These days, when people start feeling a fever and a sore throat coming on, often times their first move isn’t to the medicine cabinet. Instead, it’s to a computer or smartphone to Google their symptoms.
These queries, which make up only a tiny fraction of the more than 7 billion total queries the search engine handles each day, are all stored by Google. The company uses this data for a variety of reasons; it can help Google improve its search results for users—which also boosts the company’s bottom line—and can also benefit the population as a whole in other ways.
One example of the latter is Google Flu Trends, a statistical model developed by engineers at Google.org—the company’s foundational arm—in an effort to “now-cast” what’s happening with the flu on any given day.
But research has shown that GFT often misses its target. These results led Northeastern University network scientists and their colleagues to take a closer look at how Big Data should be used to advance scientific research. Their report was published online Thursday in the journal Science.
“Big Data have enormous scientific possibilities,” said Northeastern professor David Lazer. “But we have to be aware that most Big Data aren’t designed for scientific purposes.” Fully achieving Big Data’s enthusiastically lauded potential, he added, requires a synthesis of both computer science approaches to data as well as traditional approaches from the social sciences.

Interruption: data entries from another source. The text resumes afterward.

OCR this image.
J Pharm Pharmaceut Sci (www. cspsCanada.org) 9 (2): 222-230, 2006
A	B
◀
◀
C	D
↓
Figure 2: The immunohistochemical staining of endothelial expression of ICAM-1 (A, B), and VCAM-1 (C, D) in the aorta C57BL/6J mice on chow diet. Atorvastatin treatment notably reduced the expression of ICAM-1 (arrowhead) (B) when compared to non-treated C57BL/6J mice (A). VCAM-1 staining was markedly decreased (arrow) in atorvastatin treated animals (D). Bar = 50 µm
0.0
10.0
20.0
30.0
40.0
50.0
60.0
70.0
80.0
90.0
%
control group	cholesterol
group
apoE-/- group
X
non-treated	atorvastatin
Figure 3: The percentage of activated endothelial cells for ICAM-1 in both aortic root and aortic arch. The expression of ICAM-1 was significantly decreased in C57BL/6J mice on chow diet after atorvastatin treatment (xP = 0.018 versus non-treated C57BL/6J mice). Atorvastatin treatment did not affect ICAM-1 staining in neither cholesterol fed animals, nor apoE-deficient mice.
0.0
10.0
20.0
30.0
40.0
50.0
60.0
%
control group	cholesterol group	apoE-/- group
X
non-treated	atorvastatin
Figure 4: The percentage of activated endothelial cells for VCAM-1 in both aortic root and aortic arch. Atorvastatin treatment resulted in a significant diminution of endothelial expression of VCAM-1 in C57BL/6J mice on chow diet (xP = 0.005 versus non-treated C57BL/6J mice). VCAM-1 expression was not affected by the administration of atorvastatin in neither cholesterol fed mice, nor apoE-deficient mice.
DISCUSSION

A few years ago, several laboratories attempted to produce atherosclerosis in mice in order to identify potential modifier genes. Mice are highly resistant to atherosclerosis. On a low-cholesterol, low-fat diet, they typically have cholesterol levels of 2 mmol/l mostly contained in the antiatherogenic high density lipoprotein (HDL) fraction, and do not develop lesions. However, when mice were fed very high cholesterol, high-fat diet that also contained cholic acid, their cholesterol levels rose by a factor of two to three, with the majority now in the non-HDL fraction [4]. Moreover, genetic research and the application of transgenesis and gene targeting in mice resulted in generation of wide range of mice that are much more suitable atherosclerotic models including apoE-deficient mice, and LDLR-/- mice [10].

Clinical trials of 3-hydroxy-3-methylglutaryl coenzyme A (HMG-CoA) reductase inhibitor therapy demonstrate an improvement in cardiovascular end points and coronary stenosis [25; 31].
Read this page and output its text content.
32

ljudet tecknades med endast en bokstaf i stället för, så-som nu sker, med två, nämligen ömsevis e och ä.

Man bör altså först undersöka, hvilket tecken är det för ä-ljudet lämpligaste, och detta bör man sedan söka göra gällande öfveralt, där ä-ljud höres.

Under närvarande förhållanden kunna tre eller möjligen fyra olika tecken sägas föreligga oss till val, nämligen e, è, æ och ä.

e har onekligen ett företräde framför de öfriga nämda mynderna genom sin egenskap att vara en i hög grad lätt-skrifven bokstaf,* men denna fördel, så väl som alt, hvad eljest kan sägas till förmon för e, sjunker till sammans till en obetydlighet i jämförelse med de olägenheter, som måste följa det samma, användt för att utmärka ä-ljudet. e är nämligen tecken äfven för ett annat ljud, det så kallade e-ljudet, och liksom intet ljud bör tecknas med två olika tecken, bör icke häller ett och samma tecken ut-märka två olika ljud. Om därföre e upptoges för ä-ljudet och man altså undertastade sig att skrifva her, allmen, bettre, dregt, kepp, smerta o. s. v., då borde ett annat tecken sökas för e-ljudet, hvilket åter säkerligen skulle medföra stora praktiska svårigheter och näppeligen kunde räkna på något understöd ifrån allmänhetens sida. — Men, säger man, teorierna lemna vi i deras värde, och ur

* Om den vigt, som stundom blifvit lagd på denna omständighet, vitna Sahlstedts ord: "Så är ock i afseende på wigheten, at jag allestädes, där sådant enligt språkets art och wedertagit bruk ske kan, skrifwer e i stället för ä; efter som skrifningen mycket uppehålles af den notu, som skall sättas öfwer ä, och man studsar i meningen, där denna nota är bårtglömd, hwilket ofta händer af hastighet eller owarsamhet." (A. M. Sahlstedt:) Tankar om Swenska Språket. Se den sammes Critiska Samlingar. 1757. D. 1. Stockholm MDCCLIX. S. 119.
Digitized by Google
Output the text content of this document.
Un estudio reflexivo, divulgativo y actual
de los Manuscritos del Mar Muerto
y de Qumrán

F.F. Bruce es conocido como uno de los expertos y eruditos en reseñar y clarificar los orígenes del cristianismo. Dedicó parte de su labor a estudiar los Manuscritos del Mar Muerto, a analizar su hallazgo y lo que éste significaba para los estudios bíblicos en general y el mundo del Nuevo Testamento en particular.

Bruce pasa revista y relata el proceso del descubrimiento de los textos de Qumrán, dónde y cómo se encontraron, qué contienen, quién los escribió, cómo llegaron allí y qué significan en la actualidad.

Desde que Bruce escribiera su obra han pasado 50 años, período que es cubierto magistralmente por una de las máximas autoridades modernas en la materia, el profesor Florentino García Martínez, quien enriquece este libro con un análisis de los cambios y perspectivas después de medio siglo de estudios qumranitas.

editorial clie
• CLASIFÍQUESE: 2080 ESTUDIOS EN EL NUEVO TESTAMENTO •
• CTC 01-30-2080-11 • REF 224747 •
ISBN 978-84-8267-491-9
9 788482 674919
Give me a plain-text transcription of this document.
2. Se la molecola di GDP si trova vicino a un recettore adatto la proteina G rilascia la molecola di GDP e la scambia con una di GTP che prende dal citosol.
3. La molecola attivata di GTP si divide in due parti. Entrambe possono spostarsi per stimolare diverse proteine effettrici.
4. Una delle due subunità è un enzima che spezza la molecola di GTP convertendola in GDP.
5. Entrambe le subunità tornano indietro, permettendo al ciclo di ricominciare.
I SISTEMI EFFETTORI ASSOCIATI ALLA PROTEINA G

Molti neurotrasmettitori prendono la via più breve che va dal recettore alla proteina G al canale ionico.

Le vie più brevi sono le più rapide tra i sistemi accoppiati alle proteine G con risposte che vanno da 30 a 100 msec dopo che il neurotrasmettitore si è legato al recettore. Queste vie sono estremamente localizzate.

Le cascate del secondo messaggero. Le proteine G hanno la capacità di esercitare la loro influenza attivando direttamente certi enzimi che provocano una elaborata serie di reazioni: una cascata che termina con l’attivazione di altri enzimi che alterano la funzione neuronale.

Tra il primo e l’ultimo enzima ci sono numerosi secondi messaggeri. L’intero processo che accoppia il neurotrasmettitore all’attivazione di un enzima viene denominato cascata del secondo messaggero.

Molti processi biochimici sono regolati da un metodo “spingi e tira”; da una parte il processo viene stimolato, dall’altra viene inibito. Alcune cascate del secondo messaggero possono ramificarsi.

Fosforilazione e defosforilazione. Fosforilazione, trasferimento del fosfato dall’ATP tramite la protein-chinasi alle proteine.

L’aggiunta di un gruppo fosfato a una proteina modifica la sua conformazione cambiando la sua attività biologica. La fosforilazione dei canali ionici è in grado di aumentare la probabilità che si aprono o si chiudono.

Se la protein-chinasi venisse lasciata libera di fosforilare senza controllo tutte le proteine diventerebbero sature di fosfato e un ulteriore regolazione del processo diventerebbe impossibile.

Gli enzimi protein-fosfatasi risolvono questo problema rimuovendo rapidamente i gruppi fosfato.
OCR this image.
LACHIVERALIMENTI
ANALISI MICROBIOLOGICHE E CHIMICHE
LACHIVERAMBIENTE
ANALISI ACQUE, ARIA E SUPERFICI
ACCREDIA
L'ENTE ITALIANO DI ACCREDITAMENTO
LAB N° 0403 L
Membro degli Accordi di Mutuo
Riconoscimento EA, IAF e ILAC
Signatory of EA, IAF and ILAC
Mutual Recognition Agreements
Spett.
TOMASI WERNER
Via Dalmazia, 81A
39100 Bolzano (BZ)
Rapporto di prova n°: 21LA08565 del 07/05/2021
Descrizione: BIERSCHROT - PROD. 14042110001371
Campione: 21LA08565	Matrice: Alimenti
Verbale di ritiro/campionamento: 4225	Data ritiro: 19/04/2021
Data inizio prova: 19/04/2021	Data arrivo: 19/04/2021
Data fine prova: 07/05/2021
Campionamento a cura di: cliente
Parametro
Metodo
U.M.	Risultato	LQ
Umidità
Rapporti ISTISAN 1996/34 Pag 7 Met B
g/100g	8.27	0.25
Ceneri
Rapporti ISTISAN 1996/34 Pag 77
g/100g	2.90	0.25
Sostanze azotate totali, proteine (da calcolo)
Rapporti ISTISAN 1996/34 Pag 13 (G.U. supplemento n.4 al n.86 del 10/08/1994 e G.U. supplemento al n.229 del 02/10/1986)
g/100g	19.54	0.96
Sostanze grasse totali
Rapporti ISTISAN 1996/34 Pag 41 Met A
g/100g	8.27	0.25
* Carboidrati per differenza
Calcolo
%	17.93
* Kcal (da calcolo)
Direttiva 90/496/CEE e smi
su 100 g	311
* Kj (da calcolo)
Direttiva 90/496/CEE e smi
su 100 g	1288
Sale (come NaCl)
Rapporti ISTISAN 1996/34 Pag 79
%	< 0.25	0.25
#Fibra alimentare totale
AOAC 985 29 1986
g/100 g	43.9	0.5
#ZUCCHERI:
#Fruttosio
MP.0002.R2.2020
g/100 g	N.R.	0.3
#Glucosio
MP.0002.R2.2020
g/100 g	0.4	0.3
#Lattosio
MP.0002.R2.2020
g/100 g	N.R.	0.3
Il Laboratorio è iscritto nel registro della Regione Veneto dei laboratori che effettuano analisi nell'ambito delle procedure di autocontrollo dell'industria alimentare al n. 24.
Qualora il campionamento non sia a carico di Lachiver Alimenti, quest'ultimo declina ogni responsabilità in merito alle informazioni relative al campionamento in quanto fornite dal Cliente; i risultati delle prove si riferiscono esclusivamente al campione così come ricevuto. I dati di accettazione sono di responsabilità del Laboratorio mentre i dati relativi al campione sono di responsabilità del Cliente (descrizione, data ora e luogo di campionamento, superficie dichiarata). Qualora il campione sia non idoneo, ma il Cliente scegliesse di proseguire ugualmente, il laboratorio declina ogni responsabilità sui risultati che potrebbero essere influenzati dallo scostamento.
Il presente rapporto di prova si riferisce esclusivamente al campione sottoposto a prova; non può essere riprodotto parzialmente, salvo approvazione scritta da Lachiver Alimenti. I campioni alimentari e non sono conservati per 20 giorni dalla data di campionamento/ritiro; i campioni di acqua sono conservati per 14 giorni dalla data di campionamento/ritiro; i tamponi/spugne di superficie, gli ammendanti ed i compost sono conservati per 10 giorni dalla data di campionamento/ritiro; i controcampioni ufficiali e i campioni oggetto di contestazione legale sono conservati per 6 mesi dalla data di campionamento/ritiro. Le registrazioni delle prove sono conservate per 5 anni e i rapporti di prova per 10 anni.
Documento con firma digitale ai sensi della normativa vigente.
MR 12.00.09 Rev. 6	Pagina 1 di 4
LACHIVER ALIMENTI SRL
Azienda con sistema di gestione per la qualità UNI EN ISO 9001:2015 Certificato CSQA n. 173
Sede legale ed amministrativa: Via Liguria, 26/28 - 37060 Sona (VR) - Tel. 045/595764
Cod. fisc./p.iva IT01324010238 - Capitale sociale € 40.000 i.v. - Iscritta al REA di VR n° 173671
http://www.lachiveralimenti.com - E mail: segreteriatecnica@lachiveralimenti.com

The paper was co-authored by Lazer, who holds joint appointments in the Department of Political Science and the College of Computer and Information Science; Alessandro Vespignani, the Sternberg Family Distinguished University Professor of Physics at Northeastern who has joint appointments in the College of Science, Bouvé College of Health Sciences, and the College of Computer and Information Science; Northeastern visiting research professor of political science Ryan Kennedy; and Gary King, a professor in the Harvard University Department of Government.